Acknowledging heterogeneity exists in unconventional systems and their associated complexities does not mean reservoir geochemistry studies provide no added value. In fact, reservoir geochemistry studies are far more informative when this natural variability is considered.

However, we need to ask: What analytical method(s) and statistical model(s) actually best describes these systems? The example shown above represents an unconventional play in the USA with three target zones (A’/B’/C’) and production fluids from 15 wells, all sampled at defined time intervals. Core extracts were collected across the target zones and while variability is evident, overall the extracted fluids and the production fluids, from the defined target zones, are clearly geochemically related.

Production fluids from Zone B preserve a range of geochemical signatures. The extracted fluids from this zone preserve a similar range but, crucially none of the wells preserve a geochemical shift or trend through time (R1 to R3). These results almost certainly reflect natural variability as a result of geologic migration and fluid co-mingling prior to production. Wells from Zone C also preserve a geochemical range, however unlike wells from Zone B they also preserve a geochemical shift from R1 to R2 before stabilizing. However, statistically all of the wells are still clustering as Zone C producing fluids through time. Geologic mixing and co-mingling (Upper and Lower Zone C fluids) can be invoked for the overall range in signatures across the wells but (within zone) frack generated co-mingling which has tapered out after R1 is suggested for all of the individual wells producing from this zone.

In the dataset only one well, targetting Zone A, shifts between statsitical groupings in the hierarchical cluster analysis (HCA) dendrogram. All of the results indicate this sample, in R1, produced a co-mingled Zone A/Zone B fluid which by R2 had geochemically shifted to characteristics of the other Zone A well. This implies an initial Zone A/B frack induced co-mingling production in R1, which tapered out, resulting in a dominant Zone A signature in R2 and beyond.

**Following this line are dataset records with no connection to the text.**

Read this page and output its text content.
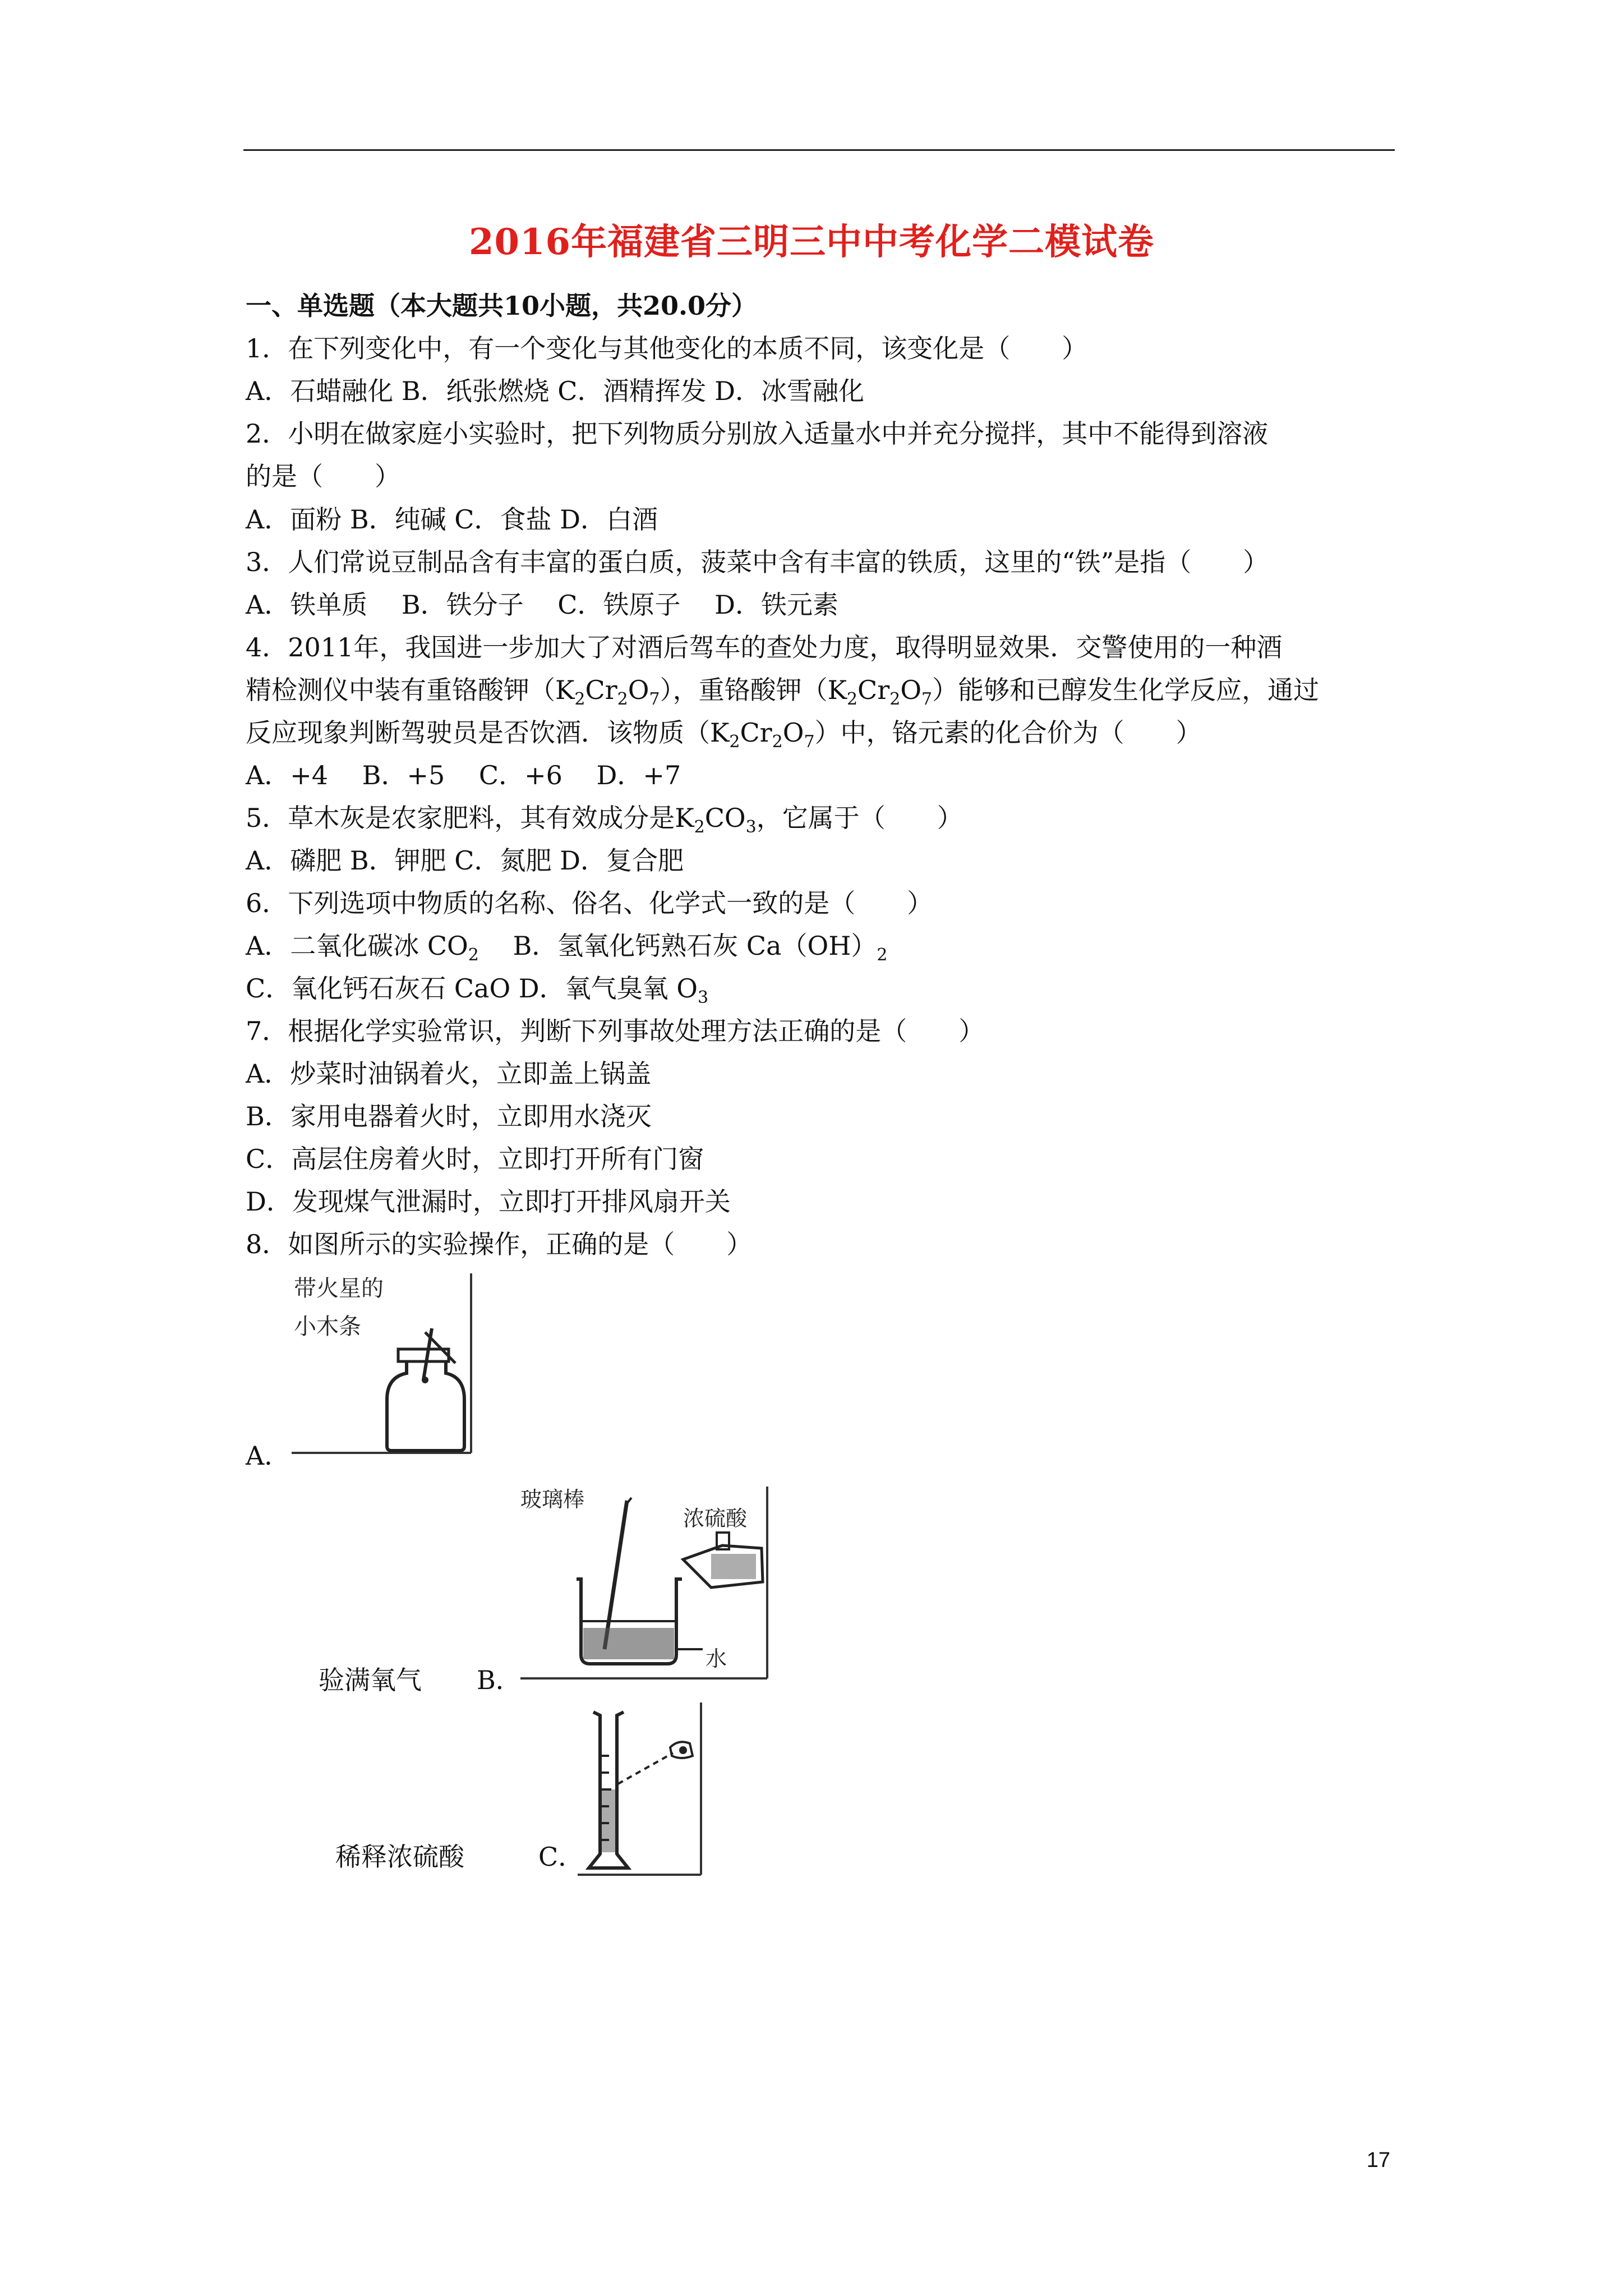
2016年福建省三明三中中考化学二模试卷
一、单选题（本大题共10小题，共20.0分）
1．在下列变化中，有一个变化与其他变化的本质不同，该变化是（　　）
A．石蜡融化 B．纸张燃烧 C．酒精挥发 D．冰雪融化
2．小明在做家庭小实验时，把下列物质分别放入适量水中并充分搅拌，其中不能得到溶液
的是（　　）
A．面粉 B．纯碱 C．食盐 D．白酒
3．人们常说豆制品含有丰富的蛋白质，菠菜中含有丰富的铁质，这里的“铁”是指（　　）
A．铁单质　 B．铁分子　 C．铁原子　 D．铁元素
4．2011年，我国进一步加大了对酒后驾车的查处力度，取得明显效果．交警使用的一种酒
精检测仪中装有重铬酸钾$(K_2Cr_2O_7)$，重铬酸钾$(K_2Cr_2O_7)$能够和已醇发生化学反应，通过
反应现象判断驾驶员是否饮酒．该物质$(K_2Cr_2O_7)$中，铬元素的化合价为（　　）
A．+4　 B．+5　 C．+6　 D．+7
5．草木灰是农家肥料，其有效成分是$K_2CO_3$，它属于（　　）
A．磷肥 B．钾肥 C．氮肥 D．复合肥
6．下列选项中物质的名称、俗名、化学式一致的是（　　）
A．二氧化碳冰 $CO_2$　 B．氢氧化钙熟石灰 $Ca(OH)_2$
C．氧化钙石灰石 CaO D．氧气臭氧 $O_3$
7．根据化学实验常识，判断下列事故处理方法正确的是（　　）
A．炒菜时油锅着火，立即盖上锅盖
B．家用电器着火时，立即用水浇灭
C．高层住房着火时，立即打开所有门窗
D．发现煤气泄漏时，立即打开排风扇开关
8．如图所示的实验操作，正确的是（　　）
A．
带火星的
小木条
验满氧气 B．
玻璃棒
浓硫酸
水
稀释浓硫酸	C．
17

Although, a quantitative assessment could be unertaken on this sample set, the defined contributions would not reflect reality. In contrast, a statistical assessment provides much greater value to the questions operators have, rather than focusing on allocations which might be mathematically precise but geologically inaccurate.

Conclusions

Reservoir geochemistry studies that combine core-oil correlation and fluid changes through time are valuable tools in understanding and monitoring unconventional plays. Quantitative allocation of fluids in these systems is possible and the mathematics are straightforward. However, given the known variability and natural heterogenity within these systems, we believe a statistical allocation assessment of produced oils is far more effective at addressing operators needs.